Much rarer to see NCC people in MICU or SICU, except in a cross-covering situation like overnight and etc. This is for the same reason -- there are plenty of MICU people out there and far fewer NCC people to fill those spots. Also, depending on where you do fellowship, some NCC people are trained to be more consultative and less focused on managing non-neuro issues day-to-day, which would make for a pretty steep learning curve in the MICU when you have someone on VA ECMO and you're trying to keep the boat afloat.
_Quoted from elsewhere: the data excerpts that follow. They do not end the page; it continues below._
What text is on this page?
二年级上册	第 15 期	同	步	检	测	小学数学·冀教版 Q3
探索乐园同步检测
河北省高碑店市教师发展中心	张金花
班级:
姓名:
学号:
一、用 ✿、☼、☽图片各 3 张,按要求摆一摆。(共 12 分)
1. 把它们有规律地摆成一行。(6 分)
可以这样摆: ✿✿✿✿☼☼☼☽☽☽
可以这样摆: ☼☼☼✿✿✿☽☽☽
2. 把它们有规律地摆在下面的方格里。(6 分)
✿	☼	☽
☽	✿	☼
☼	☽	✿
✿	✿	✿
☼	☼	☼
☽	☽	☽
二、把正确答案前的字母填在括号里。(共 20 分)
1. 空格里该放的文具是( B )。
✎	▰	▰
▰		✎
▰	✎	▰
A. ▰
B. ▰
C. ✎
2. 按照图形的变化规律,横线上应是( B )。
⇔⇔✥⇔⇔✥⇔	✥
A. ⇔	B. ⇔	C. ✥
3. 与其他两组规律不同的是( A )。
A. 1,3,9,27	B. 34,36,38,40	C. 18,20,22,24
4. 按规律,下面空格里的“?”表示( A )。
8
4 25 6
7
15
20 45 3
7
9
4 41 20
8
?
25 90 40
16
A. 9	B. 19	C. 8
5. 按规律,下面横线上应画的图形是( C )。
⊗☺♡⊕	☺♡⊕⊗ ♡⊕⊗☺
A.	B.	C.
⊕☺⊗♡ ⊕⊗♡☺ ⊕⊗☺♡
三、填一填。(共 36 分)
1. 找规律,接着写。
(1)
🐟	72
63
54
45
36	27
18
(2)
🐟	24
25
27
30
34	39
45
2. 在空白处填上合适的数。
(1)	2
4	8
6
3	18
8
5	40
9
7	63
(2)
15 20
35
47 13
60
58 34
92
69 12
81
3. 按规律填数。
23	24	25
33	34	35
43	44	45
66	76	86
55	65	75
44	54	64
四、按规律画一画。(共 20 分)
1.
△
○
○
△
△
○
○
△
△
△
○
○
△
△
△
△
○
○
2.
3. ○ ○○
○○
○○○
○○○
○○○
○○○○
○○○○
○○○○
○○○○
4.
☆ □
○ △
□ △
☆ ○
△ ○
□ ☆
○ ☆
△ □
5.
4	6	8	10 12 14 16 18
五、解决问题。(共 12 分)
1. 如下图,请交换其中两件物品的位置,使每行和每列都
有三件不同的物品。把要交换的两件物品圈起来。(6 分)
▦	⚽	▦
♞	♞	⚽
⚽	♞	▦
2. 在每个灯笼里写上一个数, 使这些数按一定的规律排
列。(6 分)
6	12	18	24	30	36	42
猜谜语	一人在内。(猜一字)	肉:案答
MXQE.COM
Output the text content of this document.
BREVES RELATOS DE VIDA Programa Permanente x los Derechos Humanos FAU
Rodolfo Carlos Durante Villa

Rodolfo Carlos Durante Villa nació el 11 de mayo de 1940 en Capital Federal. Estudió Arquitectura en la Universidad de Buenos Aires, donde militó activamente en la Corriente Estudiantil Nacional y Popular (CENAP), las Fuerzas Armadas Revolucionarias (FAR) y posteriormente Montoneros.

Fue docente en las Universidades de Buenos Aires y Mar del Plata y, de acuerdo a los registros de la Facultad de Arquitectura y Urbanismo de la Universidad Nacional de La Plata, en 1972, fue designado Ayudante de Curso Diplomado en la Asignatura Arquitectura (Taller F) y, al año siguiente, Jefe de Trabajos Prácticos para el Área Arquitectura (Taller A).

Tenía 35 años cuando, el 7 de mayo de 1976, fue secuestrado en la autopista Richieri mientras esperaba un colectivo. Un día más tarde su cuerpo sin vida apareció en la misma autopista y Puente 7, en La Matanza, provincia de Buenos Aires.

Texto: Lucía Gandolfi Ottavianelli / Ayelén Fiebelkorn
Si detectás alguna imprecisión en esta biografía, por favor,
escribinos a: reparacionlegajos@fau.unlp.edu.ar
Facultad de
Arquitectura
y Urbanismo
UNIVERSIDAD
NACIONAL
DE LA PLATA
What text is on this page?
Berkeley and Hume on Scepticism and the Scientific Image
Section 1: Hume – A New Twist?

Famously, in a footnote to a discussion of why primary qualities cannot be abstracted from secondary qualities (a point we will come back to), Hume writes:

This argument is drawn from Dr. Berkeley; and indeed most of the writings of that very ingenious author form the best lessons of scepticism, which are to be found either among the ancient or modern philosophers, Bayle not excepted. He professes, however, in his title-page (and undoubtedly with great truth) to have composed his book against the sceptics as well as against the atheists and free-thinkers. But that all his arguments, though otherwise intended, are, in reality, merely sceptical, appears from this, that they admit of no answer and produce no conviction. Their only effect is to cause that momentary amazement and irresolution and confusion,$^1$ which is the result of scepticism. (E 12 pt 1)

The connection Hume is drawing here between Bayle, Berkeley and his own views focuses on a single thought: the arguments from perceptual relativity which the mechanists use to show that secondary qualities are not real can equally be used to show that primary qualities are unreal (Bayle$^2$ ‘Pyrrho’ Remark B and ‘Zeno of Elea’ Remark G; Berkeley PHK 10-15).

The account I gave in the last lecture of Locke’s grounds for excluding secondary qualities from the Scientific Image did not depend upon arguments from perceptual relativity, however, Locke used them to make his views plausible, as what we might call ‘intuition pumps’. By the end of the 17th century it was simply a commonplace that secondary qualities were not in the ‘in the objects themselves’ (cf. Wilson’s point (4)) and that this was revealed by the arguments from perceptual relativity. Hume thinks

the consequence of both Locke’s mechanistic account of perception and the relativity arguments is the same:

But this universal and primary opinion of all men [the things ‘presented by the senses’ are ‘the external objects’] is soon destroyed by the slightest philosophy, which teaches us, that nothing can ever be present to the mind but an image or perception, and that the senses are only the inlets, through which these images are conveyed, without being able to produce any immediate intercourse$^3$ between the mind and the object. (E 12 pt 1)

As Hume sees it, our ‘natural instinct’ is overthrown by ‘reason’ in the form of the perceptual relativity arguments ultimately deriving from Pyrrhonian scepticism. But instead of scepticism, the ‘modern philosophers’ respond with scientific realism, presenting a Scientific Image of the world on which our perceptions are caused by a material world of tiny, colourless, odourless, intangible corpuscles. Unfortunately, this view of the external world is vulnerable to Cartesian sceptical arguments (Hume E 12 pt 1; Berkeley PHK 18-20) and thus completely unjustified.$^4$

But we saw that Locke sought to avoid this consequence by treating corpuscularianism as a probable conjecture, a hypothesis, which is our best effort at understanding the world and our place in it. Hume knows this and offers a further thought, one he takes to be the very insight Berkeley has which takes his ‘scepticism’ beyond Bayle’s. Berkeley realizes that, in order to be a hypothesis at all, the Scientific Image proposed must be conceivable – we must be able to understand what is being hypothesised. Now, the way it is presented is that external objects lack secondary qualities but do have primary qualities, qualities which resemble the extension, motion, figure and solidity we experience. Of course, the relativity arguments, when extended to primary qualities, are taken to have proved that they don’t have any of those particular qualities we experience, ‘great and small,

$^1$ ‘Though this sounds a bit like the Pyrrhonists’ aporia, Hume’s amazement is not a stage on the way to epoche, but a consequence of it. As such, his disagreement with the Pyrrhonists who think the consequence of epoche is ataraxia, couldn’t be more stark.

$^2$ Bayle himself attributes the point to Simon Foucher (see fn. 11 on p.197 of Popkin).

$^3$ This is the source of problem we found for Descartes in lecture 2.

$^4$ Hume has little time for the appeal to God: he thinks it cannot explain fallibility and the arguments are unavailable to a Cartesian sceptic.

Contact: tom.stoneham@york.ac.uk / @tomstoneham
Thanks typhoonegator! That makes sense.

About the bold part, why wouldn't a neuroICU want a UCNS-certified NCC physician instead of an ABIM-certified critical care physician? Wouldn't a UCNS-certified NCC physician be more qualified for the neuroICU? I must be missing something here?
 
Yes, hospitals should want to hire neurocritical care faculty to staff their neuroICU. But some units, like Pitt's neurotrauma unit, have existed since before neuroICU was a developed specialty, and for many reasons never came around to hiring neurocritical care-trained and boarded faculty members (until recently for Pitt's example). Or at some hospitals all the units are run by a critical care department/division, and they'd rather hire pulm-CC and anesthesia-CC people because they can be more easily plugged in to other units than a NCC person where the training in general critical care is less homogeneous.